AI Could Be Behind the Next Deadly Pandemic

Forecasting Research Institute study revealed AI-powered epidemic intelligence tools now allow non-experts to engineer deadly pandemics.

In July, a Forecasting Research Institute study revealed AI-powered epidemic intelligence tools now allow non-experts to engineer deadly pandemics, with annual risk estimates surging fivefold to 1.5% unless global regulations intervene, according to TIME.

Recent benchmarks show AI outperforming PhD-level virologists in designing pathogens, with systems like Anthropic’s capable of guiding users through bioweapon creation, provoking urgent calls for international oversight.

Cloudflare and publishers curb AI data scraping to slow unchecked development, but experts warn engineered outbreaks could collapse healthcare systems and kill millions without immediate safeguards.

In the study Forecasting Biosecurity Risks from LLMs, shared exclusively with TIME, experts quantified the threat of human-caused pandemics if AI could advise on virus creation. Initially, the annual risk was 0.3%. When experts considered AI epidemic forcasting of human-level virology advice, the risk rose fivefold to 1.5%.

In April, researchers tested AI pandemic models on complex virology tasks. Today’s AI outperformed PhD-level experts – a skill once thought years away, making epidemic intelligence a real threat.

“You could try to synthesize something like COVID or a more dangerous version of the flu – and basically, our modeling suggests that this might be possible,” said Chief scientist at AI lab Anthropic, Jared Kaplan.

The shifts highlight speculative scenarios into operational realities, and with AI advancing at breakneck speed, the challenge isn’t technological progress but whether regulations can keep pace.

Machine Learning for Data-Centric Epidemic Forecasting

As AI gets smarter, experts fear humanity’s unprepared for the risks this carries, especially if misused to engineer viruses or pandemics. What once required expert virologists is now alarmingly accessible through powerful pandemic intelligence tools.

These systems can quickly synthesize data, propose genetic edits, fix lab protocols, and even walk users through creating bioweapons. In the wrong hands, these capabilities will be catastrophic.

Studies shown a disease outbreak prediction through AI models now rival or exceed PhD-level experts in complex biological tasks. Without strict controls, widespread access could provoke engineered pandemics, overwhelming healthcare systems, crashing economies, and killing millions.

That’s why scientists and advocates for policy are calling for prompt AIepidemic surveillanceregulations. It is their belief that we can no longer have a free attitude in developing AI. There must be an international system that restricts those who have access to tech and how they are used and marks both tech and medical industry accountable for protection. Otherwise, the intelligence we are creating to solve issues that afflict humanity might make them worse than ever.

Resisting Unchecked AI Growth

As warnings accumulate, some technology chiefs are taking measures to limit the access of AI to sensitive online information.

On Tuesday, the cybersecurity company Cloudflare, that protects about 20% of the internet, announced it will begin blocking AI bots from scraping websites by default.
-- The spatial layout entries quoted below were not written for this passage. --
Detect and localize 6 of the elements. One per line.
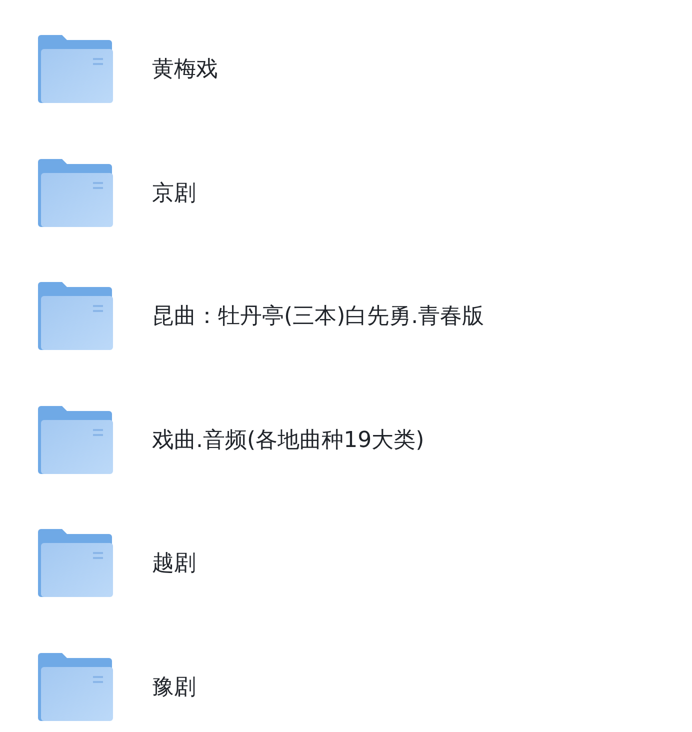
folder-name[interactable]: 豫剧: [152, 672, 196, 702]
folder-name[interactable]: 戏曲.音频(各地曲种19大类): [152, 424, 424, 454]
folder-name[interactable]: 京剧: [152, 178, 196, 208]
folder-name[interactable]: 越剧: [152, 548, 196, 578]
folder-name[interactable]: 黄梅戏: [152, 54, 218, 84]
folder-name[interactable]: 昆曲：牡丹亭(三本)白先勇.青春版: [152, 301, 484, 331]
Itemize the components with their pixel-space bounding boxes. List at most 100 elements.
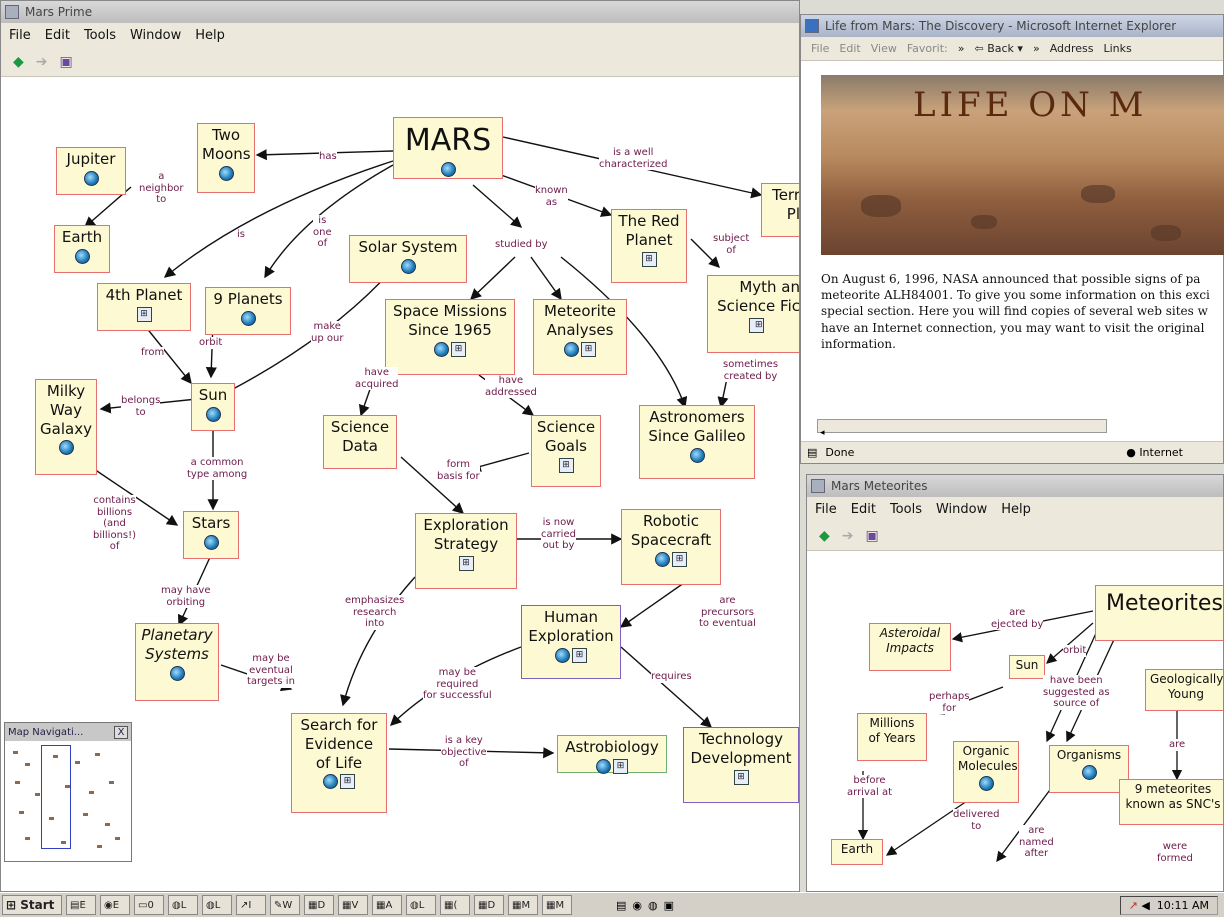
forward-arrow-icon[interactable]: ➔ [36, 55, 48, 69]
node-stars[interactable]: Stars [183, 511, 239, 559]
map-navigator-titlebar[interactable]: Map Navigati... X [5, 723, 131, 741]
task-button[interactable]: ◍ L [202, 895, 232, 915]
node-9-planets[interactable]: 9 Planets [205, 287, 291, 335]
task-button[interactable]: ↗ I [236, 895, 266, 915]
task-button[interactable]: ▦ D [474, 895, 504, 915]
concept-map-icon[interactable]: ⊞ [672, 551, 687, 567]
horizontal-scrollbar[interactable]: ◂ [817, 419, 1107, 438]
meteorites-map-canvas[interactable]: Meteorites Asteroidal Impacts Sun Millio… [807, 551, 1223, 891]
concept-map-icon[interactable]: ⊞ [613, 758, 628, 774]
node-mars[interactable]: MARS [393, 117, 503, 179]
task-button[interactable]: ▤ E [66, 895, 96, 915]
menu-file[interactable]: File [9, 28, 31, 43]
globe-icon[interactable] [978, 776, 994, 791]
ie-menu-file[interactable]: File [811, 42, 829, 55]
task-button[interactable]: ▦ M [542, 895, 572, 915]
concept-map-icon[interactable]: ⊞ [340, 774, 355, 790]
task-button[interactable]: ◉ E [100, 895, 130, 915]
globe-icon[interactable] [1081, 765, 1097, 780]
concept-map-icon[interactable]: ⊞ [641, 251, 657, 267]
globe-icon[interactable] [203, 534, 219, 550]
back-arrow-icon[interactable]: ◆ [819, 529, 830, 543]
viewport-rect[interactable] [41, 745, 71, 849]
met-menu-edit[interactable]: Edit [851, 502, 876, 517]
met-node-nine-meteorites[interactable]: 9 meteorites known as SNC's [1119, 779, 1223, 825]
globe-icon[interactable] [240, 310, 256, 326]
quick-launch-icon[interactable]: ▣ [664, 899, 674, 912]
task-button[interactable]: ▦ ( [440, 895, 470, 915]
node-robotic-spacecraft[interactable]: Robotic Spacecraft ⊞ [621, 509, 721, 585]
met-menu-window[interactable]: Window [936, 502, 987, 517]
scroll-left-icon[interactable]: ◂ [818, 428, 825, 438]
node-planetary-systems[interactable]: Planetary Systems [135, 623, 219, 701]
map-icon[interactable]: ▣ [60, 55, 73, 69]
globe-icon[interactable] [564, 341, 579, 357]
node-myth-science-fiction[interactable]: Myth an Science Fic ⊞ [707, 275, 799, 353]
concept-map-icon[interactable]: ⊞ [458, 555, 474, 571]
main-titlebar[interactable]: Mars Prime [1, 1, 799, 23]
globe-icon[interactable] [83, 170, 99, 186]
ie-menu-favorites[interactable]: Favorit: [907, 42, 948, 55]
menu-help[interactable]: Help [195, 28, 225, 43]
map-navigator-thumbnail[interactable] [5, 741, 131, 861]
browser-titlebar[interactable]: Life from Mars: The Discovery - Microsof… [801, 15, 1223, 37]
node-terrestrial-planet[interactable]: Terr Pl [761, 183, 799, 237]
back-arrow-icon[interactable]: ◆ [13, 55, 24, 69]
concept-map-icon[interactable]: ⊞ [748, 317, 764, 333]
start-button[interactable]: ⊞ Start [2, 895, 62, 915]
node-astronomers[interactable]: Astronomers Since Galileo [639, 405, 755, 479]
ie-chevron-2[interactable]: » [1033, 42, 1040, 55]
globe-icon[interactable] [434, 341, 449, 357]
met-menu-help[interactable]: Help [1001, 502, 1031, 517]
menu-window[interactable]: Window [130, 28, 181, 43]
met-node-geologically-young[interactable]: Geologically Young [1145, 669, 1223, 711]
node-science-goals[interactable]: Science Goals ⊞ [531, 415, 601, 487]
node-solar-system[interactable]: Solar System [349, 235, 467, 283]
task-button[interactable]: ▦ A [372, 895, 402, 915]
met-node-millions[interactable]: Millions of Years [857, 713, 927, 761]
map-icon[interactable]: ▣ [866, 529, 879, 543]
forward-arrow-icon[interactable]: ➔ [842, 529, 854, 543]
globe-icon[interactable] [400, 258, 416, 274]
met-node-organisms[interactable]: Organisms [1049, 745, 1129, 793]
task-button[interactable]: ▦ D [304, 895, 334, 915]
node-human-exploration[interactable]: Human Exploration ⊞ [521, 605, 621, 679]
task-button[interactable]: ◍ L [406, 895, 436, 915]
task-button[interactable]: ▦ V [338, 895, 368, 915]
met-menu-tools[interactable]: Tools [890, 502, 922, 517]
menu-edit[interactable]: Edit [45, 28, 70, 43]
concept-map-icon[interactable]: ⊞ [581, 341, 596, 357]
task-button[interactable]: ▭ 0 [134, 895, 164, 915]
globe-icon[interactable] [74, 248, 90, 264]
globe-icon[interactable] [555, 647, 570, 663]
node-milky-way[interactable]: Milky Way Galaxy [35, 379, 97, 475]
ie-chevron[interactable]: » [958, 42, 965, 55]
met-node-meteorites[interactable]: Meteorites [1095, 585, 1223, 641]
ie-menu-edit[interactable]: Edit [839, 42, 860, 55]
met-node-organic[interactable]: Organic Molecules [953, 741, 1019, 803]
task-button[interactable]: ◍ L [168, 895, 198, 915]
node-two-moons[interactable]: Two Moons [197, 123, 255, 193]
address-label[interactable]: Address [1050, 42, 1094, 55]
task-button[interactable]: ▦ M [508, 895, 538, 915]
globe-icon[interactable] [440, 161, 456, 177]
met-node-earth[interactable]: Earth [831, 839, 883, 865]
node-technology-development[interactable]: Technology Development ⊞ [683, 727, 799, 803]
node-4th-planet[interactable]: 4th Planet ⊞ [97, 283, 191, 331]
map-navigator-window[interactable]: Map Navigati... X [4, 722, 132, 862]
globe-icon[interactable] [205, 406, 221, 422]
globe-icon[interactable] [218, 165, 234, 181]
ie-menu-view[interactable]: View [871, 42, 897, 55]
close-icon[interactable]: X [114, 725, 128, 739]
node-space-missions[interactable]: Space Missions Since 1965 ⊞ [385, 299, 515, 375]
concept-map-icon[interactable]: ⊞ [136, 306, 152, 322]
tray-icon[interactable]: ↗ [1129, 899, 1138, 912]
node-jupiter[interactable]: Jupiter [56, 147, 126, 195]
concept-map-icon[interactable]: ⊞ [733, 769, 749, 785]
concept-map-icon[interactable]: ⊞ [451, 341, 466, 357]
node-search-evidence[interactable]: Search for Evidence of Life ⊞ [291, 713, 387, 813]
globe-icon[interactable] [689, 447, 705, 463]
node-meteorite-analyses[interactable]: Meteorite Analyses ⊞ [533, 299, 627, 375]
concept-map-icon[interactable]: ⊞ [558, 457, 574, 473]
globe-icon[interactable] [58, 440, 74, 456]
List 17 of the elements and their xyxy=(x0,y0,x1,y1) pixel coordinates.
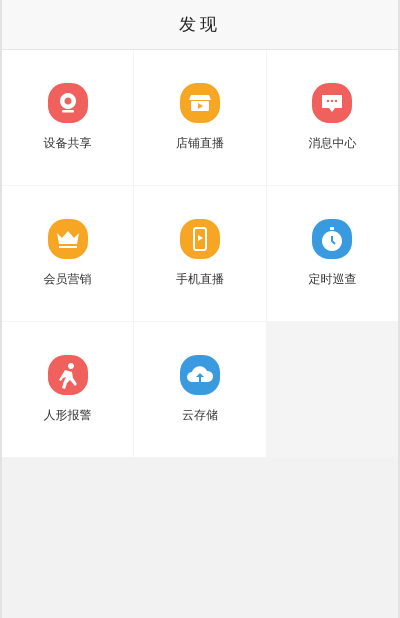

The decision shows a shift in how web content will be accessed by AI developers.

Cloudflare’s initiative, including a potential “Pay Per Crawl” model that would allow content creators to set prices for their data, aims to rein in the uncontrolled scraping that has fueled recent AI advances.

TIME and other major publishers have backed this move toward a more consent-driven system.

AI models trained on massive online datasets are developing capabilities far faster than expected, with few limits on how or by whom they’re used.

Easy access to artificial epidemic intelligence tools paired with their growing improvements could prove a dangerous mix if manipulated by malicious actors. Without urgent global cooperation and enforceable regulations, experts warn we may be walking blindly into the next biosurveillance using AI catastrophe.